De acordo com o ministro Gilberto Carvalho, da Secretaria-Geral da Presidência da República, a presidenta não teria gostado do tom das produções. O deputado carioca Antony Garotinho (PR-RJ) admitiu que, para convencer o governo a suspender a produção do material, a bancada evangélica da Câmara ameaçou não colaborar com os projetos do Executivo.
Repercussões
Além de o tema ter movimentado as redes sociais, com opiniões contrárias e a favor da decisão, a suspensão foi criticada por especialistas no assunto. Para eles, o veto de Dilma ao material representa um retrocesso para as discussões de igualdade de direitos humanos.

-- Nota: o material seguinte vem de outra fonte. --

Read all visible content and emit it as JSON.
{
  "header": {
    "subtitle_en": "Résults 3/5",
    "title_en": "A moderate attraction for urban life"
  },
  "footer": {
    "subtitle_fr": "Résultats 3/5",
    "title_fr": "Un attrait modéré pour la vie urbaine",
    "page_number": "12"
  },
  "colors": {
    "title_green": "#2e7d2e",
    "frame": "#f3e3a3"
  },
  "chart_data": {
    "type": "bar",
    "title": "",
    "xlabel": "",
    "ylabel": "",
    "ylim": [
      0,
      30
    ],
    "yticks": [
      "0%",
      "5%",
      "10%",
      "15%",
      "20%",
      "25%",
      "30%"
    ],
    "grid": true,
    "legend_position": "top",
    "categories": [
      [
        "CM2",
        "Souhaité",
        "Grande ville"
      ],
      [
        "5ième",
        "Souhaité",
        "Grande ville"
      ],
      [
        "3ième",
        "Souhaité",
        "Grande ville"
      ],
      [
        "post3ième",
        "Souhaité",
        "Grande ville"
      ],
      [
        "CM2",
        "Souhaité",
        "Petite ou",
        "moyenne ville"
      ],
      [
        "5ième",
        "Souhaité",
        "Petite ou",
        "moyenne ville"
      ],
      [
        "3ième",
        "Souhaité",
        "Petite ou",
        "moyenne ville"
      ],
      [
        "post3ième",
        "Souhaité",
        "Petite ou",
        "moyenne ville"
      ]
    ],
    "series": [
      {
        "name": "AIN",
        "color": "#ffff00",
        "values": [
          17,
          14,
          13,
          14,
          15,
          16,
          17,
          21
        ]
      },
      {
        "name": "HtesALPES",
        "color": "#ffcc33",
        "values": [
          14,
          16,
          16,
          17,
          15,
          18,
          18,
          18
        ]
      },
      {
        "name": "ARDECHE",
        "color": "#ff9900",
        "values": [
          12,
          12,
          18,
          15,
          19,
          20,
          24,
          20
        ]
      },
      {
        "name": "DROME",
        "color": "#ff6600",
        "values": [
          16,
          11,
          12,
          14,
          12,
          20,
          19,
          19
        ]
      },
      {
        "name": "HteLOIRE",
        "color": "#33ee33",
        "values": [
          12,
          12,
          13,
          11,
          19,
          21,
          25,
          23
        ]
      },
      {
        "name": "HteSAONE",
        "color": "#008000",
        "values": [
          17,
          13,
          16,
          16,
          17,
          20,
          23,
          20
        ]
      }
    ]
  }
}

Para Débora Diniz, professora da Universidade de Brasília (UnB) e pesquisadora da Anis: Instituto de Bioética Direitos Humanos e Gênero, não há forma mais eficaz de promover a igualdade de direitos do que introduzir na escola a sensibilização para o tema de forma pedagógica.
“Há uma pressão indevida e desnecessária de grupos religiosos para isso. Não havia nada que ameaçasse a religião ou a integridade de crenças no material”, garante. Débora lembra ainda que as crianças e os adolescentes são mais abertos à discussão sobre promoção de cidadania e discriminação e, por isso, a escola tem de assumir o papel de conversar sobre o tema. Angela Soligo, professora da Faculdade de Educação da Universidade Estadual de Campinas (Unicamp), teme mais atrasos na discussão sobre preconceito dentro da escola.
“É responsabilidade da área educacional discutir esse tema. Há muitas coisas que podem melhorar no material, mas ele não é de má qualidade. O Manual das Coisas Importantes, que faz parte do kit, por exemplo, é muito bonito e bem feito”, afirma. Angela espera que a presidenta volte atrás em sua decisão. “O material é necessário para os professores qualificarem a discussão e terem apoio, mas a falta dele não pode justificar a omissão de trabalhar o tema na escola”, ressalta.
Maria Helena Franco, coordenadora de criação dos vídeos que fazem parte do kit Educação sem Homofobia, produzidos pela Ecos – Comunicação em Sexualidade, lamenta a decisão da presidenta. Ela afirma que há muitas pessoas criticando o material sem conhecer seu conteúdo. “O foco desse material é levar para as escolas de ensino médio e para educadores e educadoras uma ajuda para erradicar a homofobia. É um apoio que faz falta para eles”, diz.